There are two hardware modules are awaiting to be integrated, height scale and fingerprint recognition. Those modules are already fully functional and tested. Figure 8 shows graphical user interface (GUI) developed for home gateway. The GUI is still for the experimentation purpose, not the final version.
Fig. 8 Graphical user interface on home gateway
CONCLUSION
The Health Station for Home Use has been partially developed and implemented, but the results are not yet accurately verified. The successful data reception on home gateway and plausible reading has given a significant encouragement that the overall system can be completed this year.

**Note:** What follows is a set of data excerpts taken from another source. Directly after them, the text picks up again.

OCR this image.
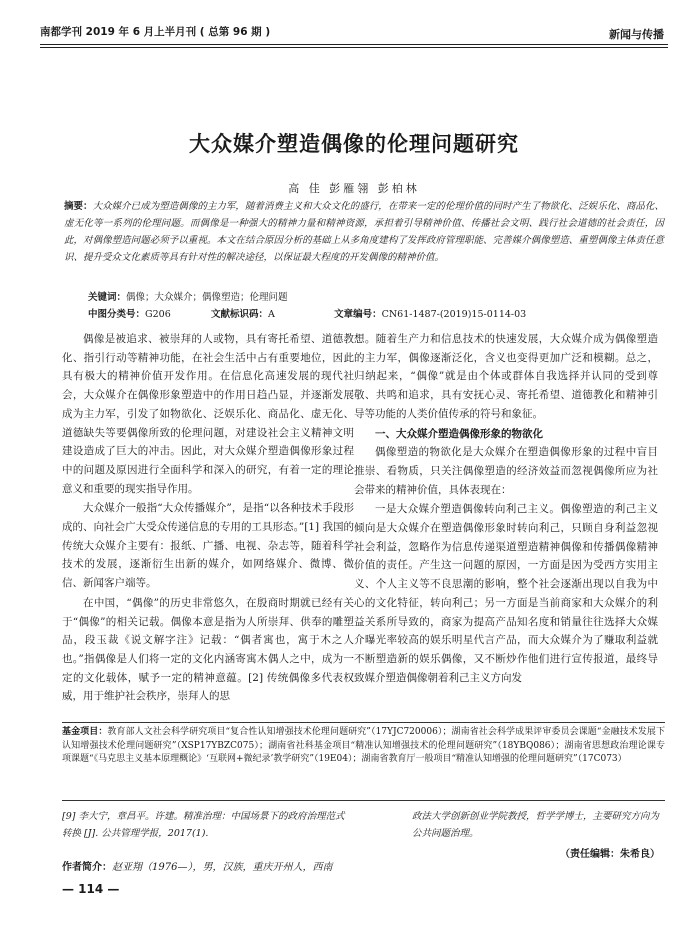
南都学刊 2019 年 6 月上半月刊 ( 总第 96 期 )	新闻与传播
大众媒介塑造偶像的伦理问题研究
高 佳 彭雁翎 彭柏林
摘要：大众媒介已成为塑造偶像的主力军，随着消费主义和大众文化的盛行，在带来一定的伦理价值的同时产生了物欲化、泛娱乐化、商品化、虚无化等一系列的伦理问题。而偶像是一种强大的精神力量和精神资源，承担着引导精神价值、传播社会文明、践行社会道德的社会责任，因此，对偶像塑造问题必须予以重视。本文在结合原因分析的基础上从多角度建构了发挥政府管理职能、完善媒介偶像塑造、重塑偶像主体责任意识、提升受众文化素质等具有针对性的解决途径，以保证最大程度的开发偶像的精神价值。
关键词：偶像；大众媒介；偶像塑造；伦理问题
中图分类号：G206	文献标识码：A	文章编号：CN61-1487-(2019)15-0114-03

偶像是被追求、被崇拜的人或物，具有寄托希望、道德教化、指引行动等精神功能，在社会生活中占有重要地位，因此具有极大的精神价值开发作用。在信息化高速发展的现代社会，大众媒介在偶像形象塑造中的作用日趋凸显，并逐渐发展成为主力军，引发了如物欲化、泛娱乐化、商品化、虚无化、道德缺失等要偶像所致的伦理问题，对建设社会主义精神文明建设造成了巨大的冲击。因此，对大众媒介塑造偶像形象过程中的问题及原因进行全面科学和深入的研究，有着一定的理论意义和重要的现实指导作用。

大众媒介一般指“大众传播媒介”，是指“以各种技术手段形成的、向社会广大受众传递信息的专用的工具形态。”[1] 我国的传统大众媒介主要有：报纸、广播、电视、杂志等，随着科学技术的发展，逐渐衍生出新的媒介，如网络媒介、微博、微信、新闻客户端等。

在中国，“偶像”的历史非常悠久，在殷商时期就已经有关于“偶像”的相关记载。偶像本意是指为人所崇拜、供奉的雕塑品，段玉裁《说文解字注》记载：“偶者寓也，寓于木之人也。”指偶像是人们将一定的文化内涵寄寓木偶人之中，成为一定的文化载体，赋予一定的精神意蕴。[2] 传统偶像多代表权威，用于维护社会秩序，崇拜人的思

想。随着生产力和信息技术的快速发展，大众媒介成为偶像塑造的主力军，偶像逐渐泛化，含义也变得更加广泛和模糊。总之，归纳起来，“偶像”就是由个体或群体自我选择并认同的受到尊敬、共鸣和追求，具有安抚心灵、寄托希望、道德教化和精神引导等功能的人类价值传承的符号和象征。

一、大众媒介塑造偶像形象的物欲化

偶像塑造的物欲化是大众媒介在塑造偶像形象的过程中盲目推崇、看物质，只关注偶像塑造的经济效益而忽视偶像所应为社会带来的精神价值，具体表现在：

一是大众媒介塑造偶像转向利己主义。偶像塑造的利己主义倾向是大众媒介在塑造偶像形象时转向利己，只顾自身利益忽视社会利益，忽略作为信息传递渠道塑造精神偶像和传播偶像精神价值的责任。产生这一问题的原因，一方面是因为受西方实用主义、个人主义等不良思潮的影响，整个社会逐渐出现以自我为中心的文化特征，转向利己；另一方面是当前商家和大众媒介的利益关系所导致的，商家为提高产品知名度和销量往往选择大众媒介曝光率较高的娱乐明星代言产品，而大众媒介为了赚取利益就不断塑造新的娱乐偶像，又不断炒作他们进行宣传报道，最终导致媒介塑造偶像朝着利己主义方向发

基金项目：教育部人文社会科学研究项目“复合性认知增强技术伦理问题研究”（17YJC720006）；湖南省社会科学成果评审委员会课题“金融技术发展下认知增强技术伦理问题研究”（XSP17YBZC075）；湖南省社科基金项目“精准认知增强技术的伦理问题研究”（18YBQ086）；湖南省思想政治理论课专项课题“《马克思主义基本原理概论》‘互联网+微纪录’教学研究”（19E04）；湖南省教育厅一般项目“精准认知增强的伦理问题研究”（17C073）
[9] 李大宁，章昌平。许建。精准治理：中国场景下的政府治理范式转换 [J]. 公共管理学报，2017(1).
政法大学创新创业学院教授，哲学学博士，主要研究方向为公共问题治理。
（责任编辑：朱希良）
作者简介：赵亚翔（1976—），男，汉族，重庆开州人，西南
— 114 —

Nevertheless, the designer is also aware of the problems that might be encountered during the completion of project. The first problem concerns the BIA device. It’s quite difficult to develop device that accurately estimates body composition since recently the BIA research still lacking of standard. The second problem is the system complexity is rather high and integrates various measurements, yet the resources are limited. Therefore, extra caution is necessitated in design efficiency and effectiveness.
REFERENCES
[1] C.C. White, D. Fang, E.H. Kim, W.B. Lober, and Y.Kim, (2006) “Improving Healthcare Quality Through Distributed Diagnosis and Home Healthcare (D2H2),” 1st D2H2 Conference, pp.
168-172.
[2] P.G. Kopelman (2000), “Obesity as a medical problem,” Nature, 404:635-643.
[3] A. Mukhopadhyay, M. Badra, and K. Bose (2005), “Human obesity : a background,” Human Ecology Special Issue, 13:1-9.
[4] U.G. Kyle, I. Bosaeus, A.D. De Lorenzo, P. Deurenberg, M. Elia, J.M. Gomez, B.L. Heitmann, L.K. Smith, J.C. Melchior, M. Pirlich, H. Scharfetter, A.M.W.J. Schols, C. Pichard (2004), “Bioelectrical impedance analysis – part I : review of principles and methods,” Clinical Nutrition, 23:1226-1243. [5] LTT-ASM Area sensor Stand-alone Module Datasheet, 2005.